Schafer’s hopes are shared by his coun­ter­part at BMW Group Malaysia.

“We hope that Malaysia will adopt the in­ter­na­tion­ally recog­nised fuel at the Euro 4 stan­dard, which is a cost-ef­fec­tive fuel al­ter­na­tive that also re­duces harm­ful gas emis­sions to the en­vi­ron­ment,” says com­pany pres­i­dent Dr Ger­hard Pils.

He adds that Malaysia has a po­ten­tial to be­come a re­gional hub for elec­tric ve­hi­cle (EV) pro­duc­tion, but per­sis­tent mea­sures must be im­ple­mented to adopt the lat­est in­no­va­tions in green tech­nol­ogy.

Th­ese are mea­sures such as ex­tend­ing in­cen­tives for fully im­ported hy­brid ve­hi­cles, not lim­it­ing the in­cen­tives to cer­tain en­gine sizes and also in­cen­tives for clean diesels and elec­tric ve­hi­cles.

“Tax breaks should be cre­ated based on emis­sions and ef­fi­ciency, and not solely on en­gine size,” he says.

Pils’ com­ments on sup­port for EVs are echoed by Hof­fen Teh, vi­cepres­i­dent of Mit­subishi Mo­tors Malaysia.

“EVs still present many chal­lenges, es­pe­cially on the chang­ing in­fra­struc­ture de­vel­op­ment front. To fur­ther fa­cil­i­tate the pop­u­lar­i­sa­tion of EVs in Malaysia, we hope that full-duty ex­emp­tion will con­tinue for all ful­limported EVs, for the next five years per­haps.”

As for the afore­men­tioned EEVs, Teh echoes Yeoh’s sen­ti­ments.

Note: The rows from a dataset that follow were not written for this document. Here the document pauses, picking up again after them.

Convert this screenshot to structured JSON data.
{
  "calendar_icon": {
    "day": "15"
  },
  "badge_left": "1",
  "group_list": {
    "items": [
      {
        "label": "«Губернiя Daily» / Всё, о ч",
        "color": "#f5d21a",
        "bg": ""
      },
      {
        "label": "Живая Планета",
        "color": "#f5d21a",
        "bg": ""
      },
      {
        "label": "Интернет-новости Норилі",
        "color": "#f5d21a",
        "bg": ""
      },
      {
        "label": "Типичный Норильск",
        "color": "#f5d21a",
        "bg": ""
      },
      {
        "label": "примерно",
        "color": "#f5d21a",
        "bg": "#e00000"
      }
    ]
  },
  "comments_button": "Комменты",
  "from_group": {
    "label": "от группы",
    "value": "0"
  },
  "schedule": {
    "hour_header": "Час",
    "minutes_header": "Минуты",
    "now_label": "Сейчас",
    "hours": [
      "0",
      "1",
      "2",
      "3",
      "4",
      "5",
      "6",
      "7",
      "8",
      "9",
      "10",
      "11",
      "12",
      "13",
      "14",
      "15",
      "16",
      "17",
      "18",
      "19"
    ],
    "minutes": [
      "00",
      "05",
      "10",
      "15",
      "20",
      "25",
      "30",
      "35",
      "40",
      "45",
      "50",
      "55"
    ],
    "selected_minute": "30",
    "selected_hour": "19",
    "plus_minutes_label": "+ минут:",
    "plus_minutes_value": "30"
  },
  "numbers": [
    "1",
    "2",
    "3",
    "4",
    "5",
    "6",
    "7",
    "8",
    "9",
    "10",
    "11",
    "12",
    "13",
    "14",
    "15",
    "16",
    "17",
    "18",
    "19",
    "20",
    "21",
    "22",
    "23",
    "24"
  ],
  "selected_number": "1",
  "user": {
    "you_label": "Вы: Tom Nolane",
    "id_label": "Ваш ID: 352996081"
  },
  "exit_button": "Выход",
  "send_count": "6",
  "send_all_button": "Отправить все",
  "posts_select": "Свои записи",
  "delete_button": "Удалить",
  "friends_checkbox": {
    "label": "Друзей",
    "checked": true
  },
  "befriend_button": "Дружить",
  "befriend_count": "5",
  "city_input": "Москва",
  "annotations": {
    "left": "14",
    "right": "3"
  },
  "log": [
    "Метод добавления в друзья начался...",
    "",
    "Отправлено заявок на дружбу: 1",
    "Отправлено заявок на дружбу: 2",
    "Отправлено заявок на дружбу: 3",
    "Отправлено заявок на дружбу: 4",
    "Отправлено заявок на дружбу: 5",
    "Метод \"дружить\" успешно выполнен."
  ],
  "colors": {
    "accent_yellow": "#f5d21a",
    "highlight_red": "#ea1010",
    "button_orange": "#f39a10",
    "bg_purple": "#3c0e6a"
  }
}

“Mit­subishi Mo­tors Malaysia supports the idea of EEV en­cour­age­ment, but EEV poli­cies need to be more con­crete,” he says.

He adds that EEV cri­te­ria should be bet­ter de­fined.

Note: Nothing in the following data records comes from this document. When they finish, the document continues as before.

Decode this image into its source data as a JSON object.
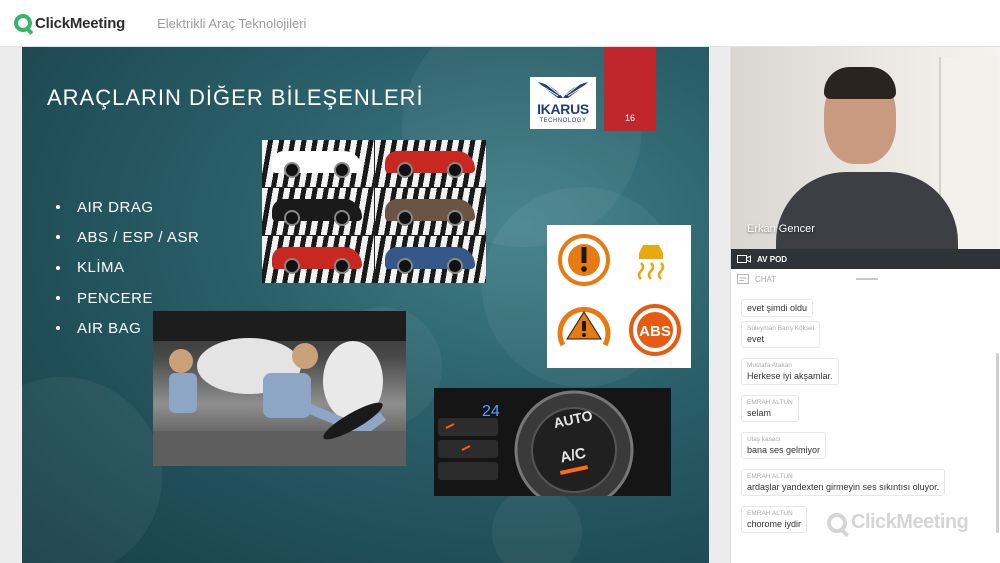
{
  "app": {
    "brand": "ClickMeeting",
    "event_title": "Elektrikli Araç Teknolojileri"
  },
  "slide": {
    "title": "ARAÇLARIN DİĞER BİLEŞENLERİ",
    "page_number": "16",
    "logo": {
      "name": "IKARUS",
      "subtitle": "TECHNOLOGY"
    },
    "bullets": [
      "AIR DRAG",
      "ABS / ESP / ASR",
      "KLİMA",
      "PENCERE",
      "AIR BAG"
    ],
    "warning_icons": [
      "brake-warning-icon",
      "stability-control-icon",
      "tire-pressure-warning-icon",
      "abs-warning-icon"
    ],
    "abs_text": "ABS",
    "climate_labels": {
      "auto": "AUTO",
      "ac": "A/C",
      "temp": "24"
    },
    "car_colors": [
      "#ffffff",
      "#c8281f",
      "#1a1a1a",
      "#6b5443",
      "#c8281f",
      "#355789"
    ]
  },
  "video": {
    "presenter_name": "Erkan Gencer",
    "stream_label": "AV POD"
  },
  "chat": {
    "header": "CHAT",
    "messages": [
      {
        "author": "",
        "text": "evet şimdi oldu"
      },
      {
        "author": "Süleyman Barış Köksel",
        "text": "evet"
      },
      {
        "author": "Mustafa Atakan",
        "text": "Herkese iyi akşamlar."
      },
      {
        "author": "EMRAH ALTUN",
        "text": "selam"
      },
      {
        "author": "Ulaş kasacı",
        "text": "bana ses gelmiyor"
      },
      {
        "author": "EMRAH ALTUN",
        "text": "ardaşlar yandexten girmeyin ses sıkıntısı oluyor."
      },
      {
        "author": "EMRAH ALTUN",
        "text": "chorome iydir"
      }
    ],
    "watermark": "ClickMeeting"
  },
  "colors": {
    "brand_green": "#3bb36d",
    "slide_accent": "#c0262c"
  }
}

For ex­am­ple, af­ford­able A- and B-seg­ment mod­els with a fuel econ­omy of at least 20km per litre should en­ti­tled to re­duc­tion of ex­cise du­ties.

Teh ex­plains that the gov­ern­ment can con­sider a grad­ual re­duc­tion of ex­cise du­ties for mod­els that meet such cri­te­ria, say from the cur­rent 75%, to 70% next year and 65% in 2015.

“This will fur­ther en­cour­age price com­pet­i­tive­ness for EEVs in the next few years within the au­to­mo­tive in­dus­try of Malaysia,” he says.

It should be high­lighted that it was Mit­subishi Mo­tors Malaysia (MMM) who made it pos­si­ble for all car com­pa­nies to in­tro­duce EVs in Malaysia.

In the past, def­i­ni­tions used in the Malaysia Road Trans­port Act did not re­flect the Road Trans­port Depart­ment’s ve­hi­cle-type ap­proval process (a com­pul­sory process for all newly in­tro­duced mod­els to go through) to reg­is­ter an EV model, as EVs do not have an en­gine num­ber.

There were also other com­pli­ca­tions with re­gards to the Cus­toms clear­ance pro­cesses.

Work­ing closely with sev­eral gov­ern­ment agen­cies, MMM paved the way for EVs, in­clud­ing those made by com­pa­nies such as Nis­san or BMW.

Volvo Car has big plans for Malaysia, but is held back by the lack of suit­able grade fuel.

Ex­cise du­ties for af­ford­able fuel-ef­fi­cient cars that go 20km per litre or more should be re­duced in phases.